Big Data Engineer

  • Pune
  • Qualys

We are seeking a talented Big Data Engineer to deliver roadmap features of Enterprise TruRisk Platform which would help customers to Measure, Communicate and Eliminate Cyber Risks.

Working with a team of engineers and architects, you will be responsible for prototyping, designing, developing and supporting a highly scalable, distributed SaaS based Security Risk Prioritization product.
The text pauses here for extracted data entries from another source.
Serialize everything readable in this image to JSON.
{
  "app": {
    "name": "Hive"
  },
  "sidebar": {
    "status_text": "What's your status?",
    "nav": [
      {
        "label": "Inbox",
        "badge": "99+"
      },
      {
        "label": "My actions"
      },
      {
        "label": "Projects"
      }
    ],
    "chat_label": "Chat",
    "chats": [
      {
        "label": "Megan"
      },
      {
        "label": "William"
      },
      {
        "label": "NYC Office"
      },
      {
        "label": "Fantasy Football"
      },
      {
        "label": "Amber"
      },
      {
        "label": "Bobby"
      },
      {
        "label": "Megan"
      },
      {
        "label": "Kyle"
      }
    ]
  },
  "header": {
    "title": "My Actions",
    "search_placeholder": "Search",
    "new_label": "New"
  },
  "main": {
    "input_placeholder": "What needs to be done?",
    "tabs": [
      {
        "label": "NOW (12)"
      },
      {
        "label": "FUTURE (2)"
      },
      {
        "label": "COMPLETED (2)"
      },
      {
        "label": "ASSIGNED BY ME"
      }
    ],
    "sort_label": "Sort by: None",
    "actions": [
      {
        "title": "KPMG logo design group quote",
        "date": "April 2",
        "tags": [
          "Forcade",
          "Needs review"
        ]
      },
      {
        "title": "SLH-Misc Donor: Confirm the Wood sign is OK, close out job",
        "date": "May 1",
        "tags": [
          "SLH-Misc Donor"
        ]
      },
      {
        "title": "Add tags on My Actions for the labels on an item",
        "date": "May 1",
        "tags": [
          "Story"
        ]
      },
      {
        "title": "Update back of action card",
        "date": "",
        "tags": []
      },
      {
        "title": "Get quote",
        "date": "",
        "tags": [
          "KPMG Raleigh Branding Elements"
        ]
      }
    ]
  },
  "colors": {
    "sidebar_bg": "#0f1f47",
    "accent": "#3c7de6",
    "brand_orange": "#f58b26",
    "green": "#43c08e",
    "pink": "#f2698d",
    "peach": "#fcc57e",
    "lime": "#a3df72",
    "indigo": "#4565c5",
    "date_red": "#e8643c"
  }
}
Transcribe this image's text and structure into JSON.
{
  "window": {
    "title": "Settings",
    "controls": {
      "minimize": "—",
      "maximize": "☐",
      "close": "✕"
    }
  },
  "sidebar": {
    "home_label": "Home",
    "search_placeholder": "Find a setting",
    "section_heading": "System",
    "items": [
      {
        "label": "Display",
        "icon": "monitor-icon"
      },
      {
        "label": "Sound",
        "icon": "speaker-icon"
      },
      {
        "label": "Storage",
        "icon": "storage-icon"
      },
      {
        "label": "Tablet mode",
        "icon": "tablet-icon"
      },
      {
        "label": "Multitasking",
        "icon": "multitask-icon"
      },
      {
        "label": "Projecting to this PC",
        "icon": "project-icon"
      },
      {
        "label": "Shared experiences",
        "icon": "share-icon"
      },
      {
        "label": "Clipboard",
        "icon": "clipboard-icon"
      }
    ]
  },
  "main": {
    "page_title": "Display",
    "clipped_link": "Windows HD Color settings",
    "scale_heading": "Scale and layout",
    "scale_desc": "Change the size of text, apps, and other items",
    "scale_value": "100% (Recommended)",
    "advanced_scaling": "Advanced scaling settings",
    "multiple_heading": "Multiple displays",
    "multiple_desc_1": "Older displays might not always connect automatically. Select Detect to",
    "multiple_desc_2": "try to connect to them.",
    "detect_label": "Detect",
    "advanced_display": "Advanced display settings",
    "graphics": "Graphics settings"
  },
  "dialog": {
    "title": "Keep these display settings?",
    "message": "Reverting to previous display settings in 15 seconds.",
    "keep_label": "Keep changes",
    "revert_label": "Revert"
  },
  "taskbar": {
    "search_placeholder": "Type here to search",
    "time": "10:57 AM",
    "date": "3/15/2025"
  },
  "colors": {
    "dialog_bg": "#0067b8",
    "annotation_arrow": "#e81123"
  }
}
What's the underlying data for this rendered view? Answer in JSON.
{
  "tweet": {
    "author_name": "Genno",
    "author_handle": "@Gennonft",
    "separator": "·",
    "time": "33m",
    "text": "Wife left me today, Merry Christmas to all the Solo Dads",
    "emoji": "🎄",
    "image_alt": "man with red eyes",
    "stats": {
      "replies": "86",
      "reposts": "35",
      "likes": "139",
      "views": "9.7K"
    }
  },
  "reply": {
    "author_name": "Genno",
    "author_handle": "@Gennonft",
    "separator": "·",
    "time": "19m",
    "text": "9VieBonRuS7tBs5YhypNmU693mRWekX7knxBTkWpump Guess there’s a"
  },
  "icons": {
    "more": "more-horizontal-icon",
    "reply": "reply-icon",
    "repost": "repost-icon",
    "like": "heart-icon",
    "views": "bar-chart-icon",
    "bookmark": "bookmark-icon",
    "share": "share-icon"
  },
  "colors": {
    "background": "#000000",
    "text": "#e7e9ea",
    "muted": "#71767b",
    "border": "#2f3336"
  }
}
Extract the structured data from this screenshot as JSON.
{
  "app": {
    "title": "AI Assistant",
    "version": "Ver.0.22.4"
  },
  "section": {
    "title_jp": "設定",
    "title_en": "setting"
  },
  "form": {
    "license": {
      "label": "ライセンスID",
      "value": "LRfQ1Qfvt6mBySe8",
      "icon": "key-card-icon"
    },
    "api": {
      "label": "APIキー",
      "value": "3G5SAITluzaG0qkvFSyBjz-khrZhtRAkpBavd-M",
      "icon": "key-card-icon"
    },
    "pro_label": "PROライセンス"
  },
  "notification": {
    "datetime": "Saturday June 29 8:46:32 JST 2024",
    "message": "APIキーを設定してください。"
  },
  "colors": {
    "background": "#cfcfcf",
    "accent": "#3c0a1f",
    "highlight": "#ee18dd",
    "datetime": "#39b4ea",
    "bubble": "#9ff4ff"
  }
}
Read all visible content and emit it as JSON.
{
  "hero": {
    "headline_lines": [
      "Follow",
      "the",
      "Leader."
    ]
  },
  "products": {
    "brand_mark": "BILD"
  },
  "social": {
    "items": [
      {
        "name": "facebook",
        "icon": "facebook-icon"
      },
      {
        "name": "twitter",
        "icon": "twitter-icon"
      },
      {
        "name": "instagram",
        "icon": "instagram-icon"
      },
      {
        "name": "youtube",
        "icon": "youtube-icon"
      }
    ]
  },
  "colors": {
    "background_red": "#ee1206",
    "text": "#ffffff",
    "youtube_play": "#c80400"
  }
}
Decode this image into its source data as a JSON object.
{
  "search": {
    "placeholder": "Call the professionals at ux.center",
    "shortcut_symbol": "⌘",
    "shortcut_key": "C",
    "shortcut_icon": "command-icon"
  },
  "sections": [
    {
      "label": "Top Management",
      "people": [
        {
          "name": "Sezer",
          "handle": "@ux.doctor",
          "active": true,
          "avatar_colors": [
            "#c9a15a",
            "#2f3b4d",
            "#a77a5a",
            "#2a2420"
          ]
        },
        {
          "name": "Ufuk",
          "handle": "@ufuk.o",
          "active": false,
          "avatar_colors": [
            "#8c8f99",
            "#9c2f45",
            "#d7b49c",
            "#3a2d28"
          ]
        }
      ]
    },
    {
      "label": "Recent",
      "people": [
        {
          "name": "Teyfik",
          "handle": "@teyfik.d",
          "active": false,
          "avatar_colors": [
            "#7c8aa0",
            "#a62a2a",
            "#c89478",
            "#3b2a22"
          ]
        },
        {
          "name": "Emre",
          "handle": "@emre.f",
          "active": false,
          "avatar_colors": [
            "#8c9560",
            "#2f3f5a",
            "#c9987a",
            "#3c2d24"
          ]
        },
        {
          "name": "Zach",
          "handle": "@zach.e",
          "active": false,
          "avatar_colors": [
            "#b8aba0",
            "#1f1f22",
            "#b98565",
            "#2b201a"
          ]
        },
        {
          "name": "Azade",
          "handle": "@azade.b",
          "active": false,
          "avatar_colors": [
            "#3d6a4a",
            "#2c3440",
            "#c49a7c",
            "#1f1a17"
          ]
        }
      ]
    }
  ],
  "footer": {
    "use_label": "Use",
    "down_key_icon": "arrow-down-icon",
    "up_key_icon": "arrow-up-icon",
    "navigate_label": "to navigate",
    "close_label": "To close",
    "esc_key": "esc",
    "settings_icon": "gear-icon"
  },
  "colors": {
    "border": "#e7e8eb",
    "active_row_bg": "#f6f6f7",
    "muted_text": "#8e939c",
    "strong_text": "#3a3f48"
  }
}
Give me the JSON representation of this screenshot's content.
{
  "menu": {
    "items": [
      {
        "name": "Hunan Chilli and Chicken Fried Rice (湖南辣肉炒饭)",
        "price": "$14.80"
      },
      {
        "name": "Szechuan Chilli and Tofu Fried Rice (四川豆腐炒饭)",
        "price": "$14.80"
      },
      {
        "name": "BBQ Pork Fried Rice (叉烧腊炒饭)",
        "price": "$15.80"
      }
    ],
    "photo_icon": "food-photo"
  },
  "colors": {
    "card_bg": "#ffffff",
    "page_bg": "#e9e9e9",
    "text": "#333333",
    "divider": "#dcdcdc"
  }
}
This is a fantastic opportunity to be an integral part of a team building Qualys next generation platform using Big Data & Micro-Services based technology to process over billions of transactions data per day, leverage open-source technologies, and work on challenging and business-impacting initiatives.

Responsibilities:

  • Liason to product teams, professional services and sales engineers on solution and trade-off reviews and represent engineering in such conversations.
  • Support the team in technology explorations and roadmaps.
  • Functionally decompose complex problems into simple, straight-forward solutions.
  • Fully and completely understand system interdependencies and limitations.
  • Possess expert knowledge in performance, scalability, enterprise system architecture, and engineering best practices.
  • Leverage knowledge of internal and industry prior art in design decisions.
  • Effectively research and benchmark cloud technology against other competing systems in the industry.

Qualifications:

  • Bachelor’s degree in computer science or equivalent
  • 2+ years of total experience.
  • 2+ years of relevant experience in design and architecture Big Data solutions using Spark
  • 2+ years experience in working with engineering resources for innovation.
  • 2+ years experience in understanding Big Data events flow pipeline.
  • 2+ years experience in performance testing for large infrastructure.
  • Understanding various search solutions solr/elastic.
  • Understanding in Kafka
  • Knowledge in Presto technology.
  • Knowledge in Airflow.
  • Hands-on experience in scripting and automation
  • Understanding of RDBMS/NoSQL, Oracle , Cassandra , Kafka , Redis, Hadoop, lambda architecture, kappa , kappa ++ architectures with flink data streaming and rule engines
  • Experience in working with ML models engineering and related deployment.